Le quatrième jour Ludovico vint lui apprendre qu’il avoit l’espoir de voir le prisonnier. Un soldat avec lequel il étoit lié, devoit le garder la nuit suivante. Son espérance ne fut pas vaine ; sous prétexte d’apporter de l’eau, il entra dans la prison. Mais la prudence l’avoit empêché de confier à la sentinelle le motif réel de sa visite, et son entretien fut très-court.

Emilie dans sa chambre en attendoit le résultat. Ludovico avoit promis que sur le soir il accompagneroit Annette dans le corridor. Après plusieurs heures impatiemment comptées, il arriva. Emilie prononça le nom de Valancourt, n’en pût dire davantage, et resta toute tremblante. — Le prisonnier, signora, lui dit Ludovico, n’a pas voulu me confier son nom.
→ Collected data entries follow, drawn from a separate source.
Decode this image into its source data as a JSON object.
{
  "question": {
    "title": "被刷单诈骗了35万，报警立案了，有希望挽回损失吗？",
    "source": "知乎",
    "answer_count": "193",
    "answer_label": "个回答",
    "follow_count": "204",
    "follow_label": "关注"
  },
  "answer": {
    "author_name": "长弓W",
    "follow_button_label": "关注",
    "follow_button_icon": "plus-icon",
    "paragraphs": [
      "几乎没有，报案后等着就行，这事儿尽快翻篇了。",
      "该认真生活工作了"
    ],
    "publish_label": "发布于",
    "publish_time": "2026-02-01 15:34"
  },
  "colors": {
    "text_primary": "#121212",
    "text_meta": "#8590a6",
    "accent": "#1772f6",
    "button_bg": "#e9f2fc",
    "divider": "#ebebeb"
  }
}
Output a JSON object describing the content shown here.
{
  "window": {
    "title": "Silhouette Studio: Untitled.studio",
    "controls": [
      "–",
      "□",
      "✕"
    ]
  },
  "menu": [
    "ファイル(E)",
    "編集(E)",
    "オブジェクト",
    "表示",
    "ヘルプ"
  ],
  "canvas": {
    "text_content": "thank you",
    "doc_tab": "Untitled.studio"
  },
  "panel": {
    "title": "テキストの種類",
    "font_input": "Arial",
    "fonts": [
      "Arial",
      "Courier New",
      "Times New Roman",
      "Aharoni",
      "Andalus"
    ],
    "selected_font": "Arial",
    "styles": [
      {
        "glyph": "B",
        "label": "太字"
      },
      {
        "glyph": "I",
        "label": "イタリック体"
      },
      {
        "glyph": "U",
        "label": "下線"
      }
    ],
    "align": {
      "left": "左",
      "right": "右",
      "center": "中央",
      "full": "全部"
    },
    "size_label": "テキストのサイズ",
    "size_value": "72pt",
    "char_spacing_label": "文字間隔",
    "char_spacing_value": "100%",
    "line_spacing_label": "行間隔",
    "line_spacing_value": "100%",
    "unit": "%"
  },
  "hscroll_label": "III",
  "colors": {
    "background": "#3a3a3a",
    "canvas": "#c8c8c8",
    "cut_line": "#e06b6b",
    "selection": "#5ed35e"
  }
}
Quand j’ai prononcé le vôtre, il a paru comblé de joie, mais moins surpris que je ne l’imaginois. — Se souvient-il de moi ? s’écria enfin Emilie.

— Oh ! c’est M. de Valancourt, dit Annette, qui regardoit impatiemment Ludovico. Il la comprit, et dit à Emilie : — Oui, mademoiselle, il s’en souvient, et, j’ose le dire, prend autant d’intérêt à vous que vous en montrez pour lui. Il a demandé comment vous saviez qu’il étoit ici, et si je lui parlois de votre part. Je n’ai pu répondre à la première question, mais à la seconde, j’ai dit que oui. Il a paru ravi ; et j’ai craint que son extrême joie ne nous trahît à l’égard de la sentinelle.
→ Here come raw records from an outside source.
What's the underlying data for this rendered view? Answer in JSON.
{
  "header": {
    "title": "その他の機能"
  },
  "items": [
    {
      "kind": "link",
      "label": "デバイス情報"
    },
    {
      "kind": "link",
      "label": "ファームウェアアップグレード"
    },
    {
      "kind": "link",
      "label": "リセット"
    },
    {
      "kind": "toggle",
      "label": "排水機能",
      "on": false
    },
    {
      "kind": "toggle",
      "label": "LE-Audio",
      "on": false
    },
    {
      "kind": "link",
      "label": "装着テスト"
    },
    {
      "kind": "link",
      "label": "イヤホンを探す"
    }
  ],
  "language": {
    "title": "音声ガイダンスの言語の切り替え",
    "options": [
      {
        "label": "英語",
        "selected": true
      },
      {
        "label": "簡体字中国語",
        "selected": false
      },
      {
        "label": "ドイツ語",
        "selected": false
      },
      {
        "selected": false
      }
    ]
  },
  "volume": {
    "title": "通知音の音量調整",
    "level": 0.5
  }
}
— Comment est-il, Ludovico ? interrompit Emilie. N’est-il pas triste et bien malade, après cette longue captivité ? — Quant à sa mélancolie, je n’en ai vu aucun symptôme pendant notre entretien. Il sembloit dans le plus grand contentement où jamais j’aie vu un mortel. Sa figure étoit toute joyeuse ; et si j’en juge par-là, il se porte fort bien ; mais je ne le lui ai pas demandé. — Ne vous a-t-il rien remis pour moi ? dit Emilie. — Oh ! oui, signora, reprit Ludovico, qui cherchoit dans ses poches. Sûrement, ajouta-t-il, je ne l’aurai pas perdu. Le prisonnier m’a dit, mademoiselle, qu’il vous auroit écrit s’il avoit de l’encre et du papier. Il alloit me charger d’un long message, quand la sentinelle est rentrée. Mais il m’avoit donné ceci. Ludovico tira de son sein une miniature. Emilie la reçut d’une main tremblante, et reconnut son propre portrait, le même que sa mère avoit perdu d’une manière si singulière, dans la pêcherie, à la Vallée.
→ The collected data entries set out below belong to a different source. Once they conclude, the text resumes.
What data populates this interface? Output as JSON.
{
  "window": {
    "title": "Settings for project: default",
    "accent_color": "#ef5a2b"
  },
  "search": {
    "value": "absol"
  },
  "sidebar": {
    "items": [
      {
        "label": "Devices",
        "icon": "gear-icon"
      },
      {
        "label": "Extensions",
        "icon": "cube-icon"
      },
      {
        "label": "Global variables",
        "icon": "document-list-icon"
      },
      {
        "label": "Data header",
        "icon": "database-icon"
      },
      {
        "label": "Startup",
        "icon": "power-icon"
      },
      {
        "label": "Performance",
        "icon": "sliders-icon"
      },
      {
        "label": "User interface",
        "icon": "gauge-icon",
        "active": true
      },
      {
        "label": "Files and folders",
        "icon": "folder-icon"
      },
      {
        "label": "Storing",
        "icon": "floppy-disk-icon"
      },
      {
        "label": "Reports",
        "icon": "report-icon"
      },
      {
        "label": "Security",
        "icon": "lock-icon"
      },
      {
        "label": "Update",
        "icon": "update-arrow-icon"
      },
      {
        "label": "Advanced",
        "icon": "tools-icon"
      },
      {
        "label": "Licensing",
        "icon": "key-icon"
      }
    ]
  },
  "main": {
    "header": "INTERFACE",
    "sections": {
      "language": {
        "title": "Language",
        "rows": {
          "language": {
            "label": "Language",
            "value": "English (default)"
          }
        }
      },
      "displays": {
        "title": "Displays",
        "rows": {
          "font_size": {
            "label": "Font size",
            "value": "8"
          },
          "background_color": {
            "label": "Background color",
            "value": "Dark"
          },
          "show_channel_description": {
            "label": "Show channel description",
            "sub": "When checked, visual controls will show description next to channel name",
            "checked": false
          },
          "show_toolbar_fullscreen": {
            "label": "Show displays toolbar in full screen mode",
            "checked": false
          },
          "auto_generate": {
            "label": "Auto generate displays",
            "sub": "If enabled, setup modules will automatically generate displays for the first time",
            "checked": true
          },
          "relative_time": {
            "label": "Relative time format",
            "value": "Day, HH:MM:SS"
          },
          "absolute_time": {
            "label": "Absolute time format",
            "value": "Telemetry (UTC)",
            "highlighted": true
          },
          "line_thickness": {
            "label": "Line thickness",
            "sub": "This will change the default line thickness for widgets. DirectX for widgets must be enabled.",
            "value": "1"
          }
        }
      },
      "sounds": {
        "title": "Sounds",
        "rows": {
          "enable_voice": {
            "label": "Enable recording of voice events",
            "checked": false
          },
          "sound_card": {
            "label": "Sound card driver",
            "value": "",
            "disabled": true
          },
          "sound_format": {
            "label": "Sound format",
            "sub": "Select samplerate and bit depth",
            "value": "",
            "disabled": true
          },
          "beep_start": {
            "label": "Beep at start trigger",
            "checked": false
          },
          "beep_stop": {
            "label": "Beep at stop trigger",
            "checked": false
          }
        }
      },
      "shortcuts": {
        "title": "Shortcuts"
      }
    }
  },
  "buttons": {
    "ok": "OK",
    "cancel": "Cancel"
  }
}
Des larmes de joie et de tendresse coulèrent de ses yeux. Ludovico continua : — Dites à votre maîtresse, m’a-t-il dit en me donnant ce portrait, que cet objet a été le compagnon et la seule consolation de mes malheurs. Dites-lui que je l’ai toujours porté sur mon cœur, et que je le lui envoie comme le gage d’une affection qui ne finira jamais : le monde entier ne m’en sépareroit pas. C’est pour elle seule que je l’abandonne, et dans l’unique espoir de le recevoir bientôt de sa main. Dites-lui… À ce moment, signora, la sentinelle entra. Le prisonnier n’en dit pas davantage. Mais il m’avoit prié auparavant de lui procurer une entrevue avec vous. Je lui avois représenté combien il me paroissoit difficile d’y faire consentir son garde. Il avoit répondu que cela étoit peut-être moins difficile que je ne pensois ; et que si je lui rapportois votre réponse, il pourroit s’expliquer mieux. Voilà, mademoiselle, tout ce qui s’est passé entre nous.

— Comment pourrai-je, Ludovico, dit Emilie, comment pourrai-je jamais récompenser votre zèle ? À présent je n’en ai pas les moyens. Quand reverrez-vous le chevalier ? — Cela est incertain, signora, lui répondit Ludovico ; cela dépend de ceux qui sont de garde. Il n’y en a tout au plus qu’un ou deux à qui j’ose demander l’entrée de la prison.

— Je n’ai pas besoin de vous rappeler, reprit Emilie, combien j’ai d’intérêt à ce que vous le revoyiez bientôt. Dites-lui que j’ai reçu le portrait avec le sentiment qu’il désire. Dites-lui que j’ai beaucoup souffert ; que je souffrirai encore… Elle s’arrêta. — Mais lui dirai-je que vous consentez à le voir ? interrompit Ludovico. — Oh ! certainement, répliqua Emilie. — Mais quand, signora ; en quel lieu ? — Cela dépend des circonstances, dit Emilie. Ce seront elles qui régleront l’heure et le lieu.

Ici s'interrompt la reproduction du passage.